January: Honoring the life and legacy of Martin Luther King Jr.

U.S. Sen. Angus King, Special to The County
9 years ago

     Each January, we celebrate the life and legacy of Martin Luther King, Jr., one of the greatest and most influential figures in American history. A scholar, activist, and minister, Dr. King personified love and unity in the face of entrenched hate and institutional discrimination. His message of nonviolent protest forced us as a country to recognize our imperfect past and mobilized the masses across America to join the push for equality and justice.

     As a college sophomore in the summer of 1963, I had the incredible fortune to witness Dr. King’s famous “I Have a Dream” speech. I took a day off from my job moving furniture to join with 250,000 other Americans at the March on Washington. We started in small groups of people on the side streets of the nation’s capital. We joined together in larger streams, moving toward the main arteries of Washington. We stopped at the Washington Monument and heard Peter, Paul, and Mary sing of the Hammer of Justice and the Bell of Freedom. Then we came together in a mighty river of people flowing down to the Lincoln Memorial, eager to move forward towards the steps of the monument to hear Dr. King speak.

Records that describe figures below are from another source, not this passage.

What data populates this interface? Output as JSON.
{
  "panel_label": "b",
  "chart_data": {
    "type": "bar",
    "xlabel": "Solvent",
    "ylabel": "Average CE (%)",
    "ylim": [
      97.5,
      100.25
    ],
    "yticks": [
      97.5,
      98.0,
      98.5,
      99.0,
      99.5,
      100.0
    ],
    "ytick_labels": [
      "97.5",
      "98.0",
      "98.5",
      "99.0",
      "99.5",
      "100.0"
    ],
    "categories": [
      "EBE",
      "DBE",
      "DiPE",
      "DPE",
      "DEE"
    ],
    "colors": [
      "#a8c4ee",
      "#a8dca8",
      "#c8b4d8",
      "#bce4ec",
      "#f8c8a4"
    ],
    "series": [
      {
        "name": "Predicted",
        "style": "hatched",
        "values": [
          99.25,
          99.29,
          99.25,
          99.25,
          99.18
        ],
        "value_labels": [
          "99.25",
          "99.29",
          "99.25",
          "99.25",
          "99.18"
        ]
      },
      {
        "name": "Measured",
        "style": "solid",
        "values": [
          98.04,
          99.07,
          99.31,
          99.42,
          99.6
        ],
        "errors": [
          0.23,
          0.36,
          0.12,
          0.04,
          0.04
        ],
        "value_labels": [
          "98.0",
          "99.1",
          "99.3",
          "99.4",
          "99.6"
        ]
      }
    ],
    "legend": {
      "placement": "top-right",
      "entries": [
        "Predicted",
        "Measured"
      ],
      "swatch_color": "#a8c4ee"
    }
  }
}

     I had heard of Dr. King’s powerful eloquence before the March on Washington, but little did I know that I was about to witness one of the greatest speeches in American history. And as his voice rumbled through the microphone and out into the world, he not only changed the course of this country, he also helped to change countless hearts and minds with his inspiring dream of a more perfect union. As it was once said of Churchill, Martin Luther King on that day mobilized the English language and marched it into war, and in the process caught the conscience of a nation.

     An amazing and little known fact about the “I Have a Dream” speech is that it almost didn’t happen. Dr. King began his speech with a prepared address that wasn’t getting much of a response from the audience, and it was only when gospel singer Mahalia Jackson shouted, “Tell them about the dream, Martin,” that he looked up from his notes, spoke off-the-cuff and from the heart, and shared his now-immortal dream of a more equal and just America.

     What Dr. King started is far from over. Those of us who share Dr. King’s dream have a responsibility to carry forward his message of tolerance, to meet hate with love, to understand rather than vilify, and to promote hope over despair.

     Let us remember every day the lifetime of service Dr. King gave for the betterment of our country and rededicate ourselves to the values of equality and justice that he professed. As he famously wrote from a jail cell in Birmingham, Alabama, “We must use time creatively, in the knowledge that the time is always ripe to do right.”